La culture nous enveloppe dès l’utérus, nous protège de l’étrangeté des phénomènes du vivant et nous propose une lecture signifiante de l’humanité.
Dans son entendement le plus large, elle représente l’ensemble des faits matériels et spirituels, intellectuels, affectifs et émotionnels, conscients et inconscients qui racontent une société ou un groupe humain (social, familial…). Parfois revendiquée avec violence, souvent implicite et vécue comme « vérité » du monde, elle englobe, outre les arts et les lettres, les modes de vie, les droits fondamentaux du sujet, les systèmes de valeurs, les traditions et les croyances. C’est par la culture que l’accès à l’espace symbolique est possible, seul espace de rencontre entre les humains. Ainsi sont offertes au bébé des passerelles fécondes et porteuses de sens entre le chaos tourmenté et riche du monde interne et les contraintes souvent effrayantes de la réalité. Un récit du monde devient possible porteur de langage, de métaphore, de poésie, d’humour, d’art en quelque sorte. L’humanisation du sujet se construit au sein de ces enveloppes culturelles rassurantes.
La culture, en perpétuelle mutation, accompagne les humains dans leurs mouvements de vie individuels et subjectifs et dans l’évolution du collectif. Le vivre ensemble, la rencontre avec l’autre nécessitent des repères culturels solides dans leurs fondations et mouvants dans les représentations des évolutions sociétales. Les enveloppes culturelles, sorte d’ADN identitaire du sujet doivent être suffisamment souples pour être interrogées, bousculées et laisser place aux mouvements inhérents de la vie.

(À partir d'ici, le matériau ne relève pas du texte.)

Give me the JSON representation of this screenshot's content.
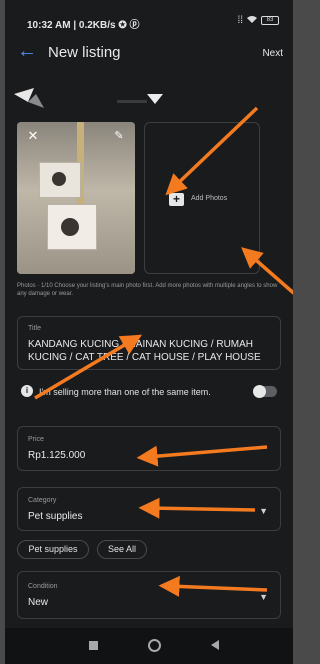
{
  "status_bar": {
    "time": "10:32 AM | 0.2KB/s ✪ ⓟ",
    "signal": "⁞⁞",
    "battery": "83"
  },
  "app_bar": {
    "back_icon": "arrow-left-icon",
    "title": "New listing",
    "next_label": "Next"
  },
  "photos": {
    "remove_icon": "✕",
    "edit_icon": "✎",
    "add_label": "Add Photos",
    "add_icon": "+",
    "hint": "Photos · 1/10 Choose your listing's main photo first. Add more photos with multiple angles to show any damage or wear."
  },
  "title_field": {
    "label": "Title",
    "value": "KANDANG KUCING / MAINAN KUCING / RUMAH KUCING / CAT TREE / CAT HOUSE / PLAY HOUSE"
  },
  "multi_item": {
    "info_icon": "i",
    "text": "I'm selling more than one of the same item.",
    "enabled": false
  },
  "price_field": {
    "label": "Price",
    "value": "Rp1.125.000"
  },
  "category_field": {
    "label": "Category",
    "value": "Pet supplies",
    "caret": "▼"
  },
  "category_chips": [
    "Pet supplies",
    "See All"
  ],
  "condition_field": {
    "label": "Condition",
    "value": "New",
    "caret": "▼"
  },
  "colors": {
    "background": "#1a1b1d",
    "accent": "#4d8ff7",
    "annotation_arrow": "#f47a20"
  }
}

Si on pense l’Art au-delà de la production d’œuvres il devient le levier majeur de la sublimation, de l’accès au symbolique. L’écriture, le théâtre, la danse, le sport, les contes, la peinture, la musique, la sculpture etc. sont autant de lectures du monde proposées par l’artiste, témoignant de l’émotionnel de son intériorité. La rencontre avec l’autre devient possible ! L’art humanise, transforme le social, raconte le monde avec un jeu partageable.

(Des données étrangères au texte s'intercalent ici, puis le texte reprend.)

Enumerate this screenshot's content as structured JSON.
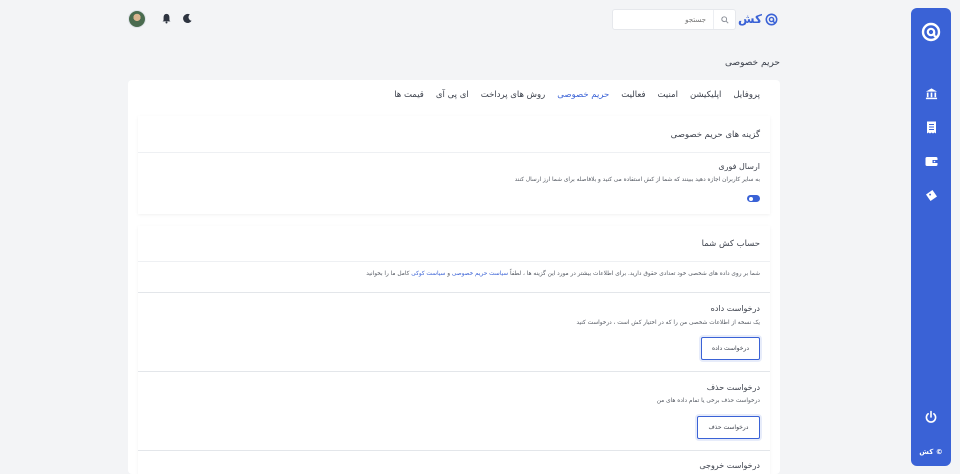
{
  "brand": {
    "name": "کش",
    "color": "#3a62d6"
  },
  "header": {
    "search_placeholder": "جستجو",
    "search_icon": "search-icon",
    "bell_icon": "bell-icon",
    "moon_icon": "moon-icon"
  },
  "page": {
    "title": "حریم خصوصی"
  },
  "tabs": [
    {
      "label": "پروفایل",
      "active": false
    },
    {
      "label": "اپلیکیشن",
      "active": false
    },
    {
      "label": "امنیت",
      "active": false
    },
    {
      "label": "فعالیت",
      "active": false
    },
    {
      "label": "حریم خصوصی",
      "active": true
    },
    {
      "label": "روش های پرداخت",
      "active": false
    },
    {
      "label": "ای پی آی",
      "active": false
    },
    {
      "label": "قیمت ها",
      "active": false
    }
  ],
  "privacy_options": {
    "heading": "گزینه های حریم خصوصی",
    "instant_send": {
      "title": "ارسال فوری",
      "description": "به سایر کاربران اجازه دهید ببینند که شما از کش استفاده می کنید و بلافاصله برای شما ارز ارسال کنند",
      "enabled": true
    }
  },
  "account": {
    "heading": "حساب کش شما",
    "rights_text": "شما بر روی داده های شخصی خود تعدادی حقوق دارید. برای اطلاعات بیشتر در مورد این گزینه ها ، لطفاً",
    "privacy_link": "سیاست حریم خصوصی",
    "and_word": "و",
    "cookie_link": "سیاست کوکی",
    "rights_tail": "کامل ما را بخوانید",
    "data_request": {
      "title": "درخواست داده",
      "description": "یک نسخه از اطلاعات شخصی من را که در اختیار کش است ، درخواست کنید",
      "button": "درخواست داده"
    },
    "delete_request": {
      "title": "درخواست حذف",
      "description": "درخواست حذف برخی یا تمام داده های من",
      "button": "درخواست حذف"
    },
    "exit_request": {
      "title": "درخواست خروجی"
    }
  },
  "sidebar": {
    "icons": [
      "logo-icon",
      "bank-icon",
      "receipt-icon",
      "wallet-icon",
      "tag-icon",
      "power-icon"
    ],
    "footer": "© کش"
  }
}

Si on pense le soin au-delà du traitement comme un espace inter individuel entre soignant/soigné où le « prendre soin » résonne tout autrement, alors l’art devient outil de rencontre et de décryptage psychique. Soigner c’est certes soulager, rassurer, protéger, mais c’est aussi envelopper et donner du sens à la douleur psychique, à la souffrance émotionnelle. C’est aider un patient à prendre ou reprendre un récit de sa vie dans lequel les événements douloureux et/ou traumatiques pourront être inscrits au sein d’un récit narratif qui aura du sens pour lui. Les pratiques artistiques ne sont pas que des défoulements cathartiques mais ce qui inscrit l’expression de la souffrance psychique même intense, dans un message partageable et partagé : parfois seule médiation pour passer du traumatisme de la barbarie qui éloigne du symbolique, au soutien et la solidarité humaine face au malheur. Dans cet entendement, le soin devient une rencontre, un échange fécond entre soignant et soigné au sein duquel ce qui se montre, s’expose, s’enrichit est l’humanité profonde de chacun. Le « prendre soin » résonne alors tout autrement, sorte d’entre-deux où se « tricote » la singularité de chacun, où les subjectivités s’interrogent, se reconnaissent parfois, se construisent.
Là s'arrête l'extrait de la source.